The ducklings therefore "imprinted" on these pairs of moving objects before being tested for their preferences between different sets of objects, and then being shown new pairs of objects composed of shapes or colours they hadn't yet seen.
The researchers were amazed to find the birds could distinguish differences and similarities between the objects.
Can you control drones with your brain?
A US researcher has discovered how to control multiple robotic drones using the human brain.
The controller wears a skull cap outfitted with 128 electrodes wired to a computer, which records electrical brain activity.
If the controller moves a hand or thinks of something, certain areas light up - and Dr Panagiotis Artemiadis of Arizona State University is now trying to decode the activity to control variables for robots. A wireless system sends the thought to up to four small robots.
To make them move, the controller watches on a monitor and pictures the drones performing various tasks.
Artemiadis' next goal is to have multiple people controlling multiple robots, and he plans to move to a much larger experimental space to refine the proof of concept.
In the future, he envisages drone swarms carrying out complex operations such as search-and-rescue missions.
Life, but not as we know it
If the origin of life is common on other worlds, the universe should be a cosmic zoo full of complex multicellular organisms.
That's the belief of a US astrobiologist, who uses the evolution of Earth life as a model to predict what humans might find living on distant planets and moons in a new paper published in the journal Life.
Dr Dirk Schulze-Makuch, of Washington State University, found that once life originates, the evolution of organisms functionally similar to plants or animals on Earth will naturally follow, given enough time and a suitable environment.
"If the origin of life can occur rather easily, a percentage of organisms on other worlds will reach higher levels of animal- or plant-like complexity," he said.
"On the other hand, if the origin of life is a rare event, then chances are we live in a rather empty universe."
Why we tap our feet to the beat
The "motor theory of perception" could be what gives us happy feet.
What makes us tap our feet when we hear a song we like?
Previous studies have shown that people tend to perceive affinities between sound and body motion when experiencing music. The so-called "motor theory of perception" claims these similarity relationships are deeply rooted in human cognition.
According to the theory, to perceive something we must actively simulate the motion associated with the sensory impressions we are trying to process.

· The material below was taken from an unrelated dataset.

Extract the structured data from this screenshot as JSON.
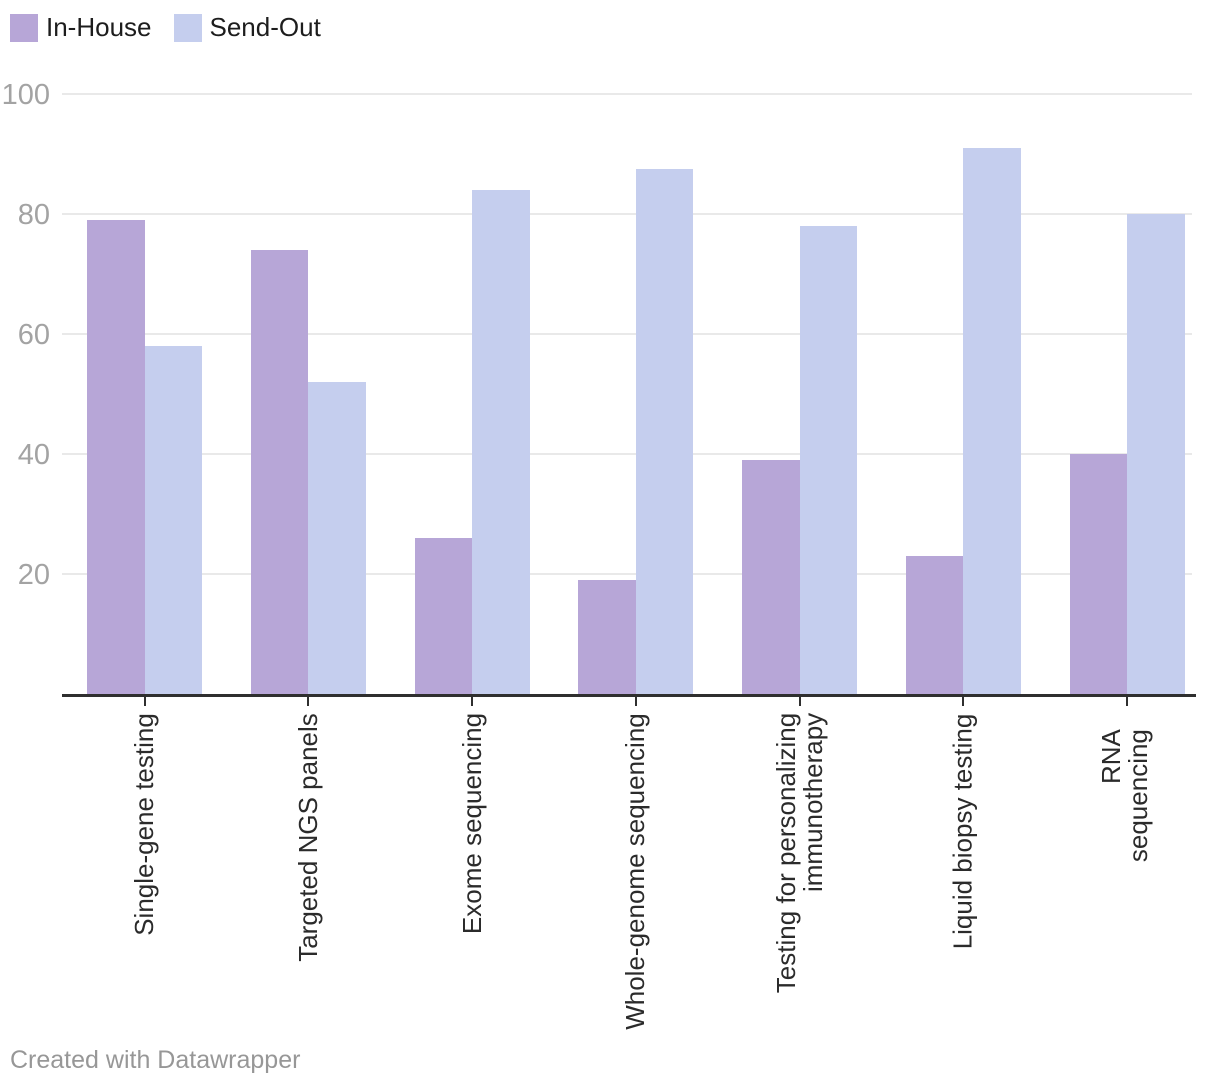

So, when we hear music, we tend to mentally simulate the body movements we believe have gone into producing the sound, thus, our experience of a sound entails a mental image of a body motion.
"Music-related motion, both sound-producing and sound-accompanying, leaves a trace in our minds and could be thought of as a kind of shape representation, one intimately linked to our experience of the salient features of musical sound," explained Professor Rolf Inge Godoy, who has published a new paper on the effect.
"The basic notion here is that images of sound-producing and other sound-related motion are actively recreated in listening and in musical imagery, hence the idea that motor theory could be the basis for the similarities between sound and body movement when we experience music."